• A research project undertaken by the start-up Osmo, with support from Google, has recently broken new ground using a machine learning based on graph neural networks (GNNs).
• The new approach has led to the creation of a predictive model that can map molecular structure to odour descriptors.
Today’s artificial intelligence systems have accomplished a lot, notably learning how to recognise objects, faces, sounds, voices, and tactile signals. However, the digital processing of olfactory information remains in its infancy. “Cameras and microphones are cheap and pervasive, so it’s easy to collect new data for vision and hearing. Collecting data for scent either involves using complex and expensive instruments or slow and arduous training processes for human scent testers,” explains Alex Wiltschko, a neuroscientist, and the founder of Osmo Labs. A start-up launched in January 2023, Osmo Labs was spun off from a research project conducted by Google Brain (Google’s AI division that has since been rechristened DeepMind), which sought to apply neural networks technology to olfactory data.
The starting point was an industry dataset of molecular structures and descriptive terms for 5,000 known odorants
Data in the form of nodes and links
In early September 2023, researchers from Osmo published an article in the journal Science, detailing a model that mapped molecular structure to odour perception using graph neural networks (GNNs), which are particularly suited to work on olfaction because they represent data using nodes and links, like atoms and bonds in molecules. “Graph neural networks (GNNs) are fairly new models and in recent years they have gathered a lot of attention from researchers, not just in olfaction, but also in chemistry and biochemistry” explains Matej Hladis, a doctoral student at the Nice Institute of Chemistry (which is jointly managed by the CNRS and Côte d’Azur University) and the co-author of another ground-breaking research paper on this topic published in February 2023. “Previously, we had to encode this graph structure to a set of numbers, usually by calculating physico-chemical properties of the molecule, but it was cumbersome, and some information was lost in the process.”

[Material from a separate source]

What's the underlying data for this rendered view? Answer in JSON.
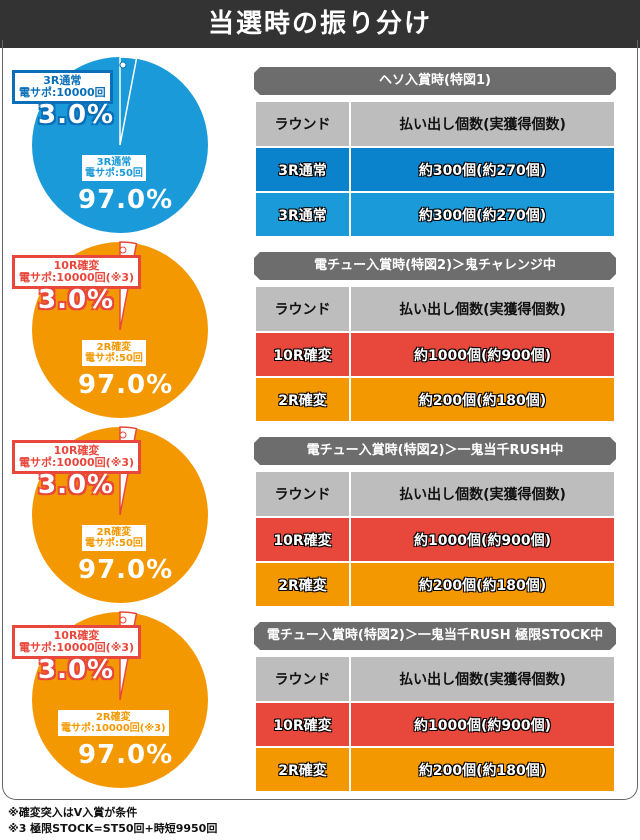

A dataset of approximately 5,000 molecules
The starting point for the model developed by scientists from Osmo and from the Philadelphia-based Monell Chemical Senses Center, which specialises in research on taste, smell, and mucous membrane sensitivity, was an industry dataset that included molecular structures and descriptive terms for 5,000 known odorants. Of these, 80% were used for training purposes, with the remaining 20% reserved for subsequent testing to see if the model would correctly link molecules to their descriptions. Thereafter the model’s performance was compared to the results obtained by a panel of human participants.
“We trained a cohort of subjects to describe their perception of odorants using the rate-all-that-apply method (RATA) and a 55-word odour lexicon,” explain the researchers in their article. “During training sessions, each term in the lexicon was paired with visual and odour references.” The cohort had already been vetted in a pre-test phase to ensure the final selection of 15 subjects were able to detect 20 common odorants.
Once they had mastered the lexicon, which included terms like ‘tropical’, ‘animal’, ‘acidic’, ‘spicy’, ‘mint’, ‘green’, ‘sulphurous’, ‘roasted’, the 15 subjects were given 400 odorants for which they had to provide descriptions and intensity ratings on a scale from 1 to 5. The AI model was also evaluated on the same odorants, to see how well it was able to predict the correct descriptors for each of the molecules, which were wholly unseen given that it had not been exposed to any of them during its training (in the end, 323 of these tests were retained for analysis).
Potential to revolutionize the classification of odorants
Predictions generated by the model were closer to the mean provided by the panel of human testers than those provided by any individual human participant. The team also compared the model’s performance to responses from the median panellist in each test and found that it more accurately represented the group average 53% of the time. For the research team, these promising findings will now pave the way for new approaches to neuroscientific and biochemical research on olfaction, which may ultimately revolutionize frameworks for the classification of odours and our understanding of brain functions required to recognize them.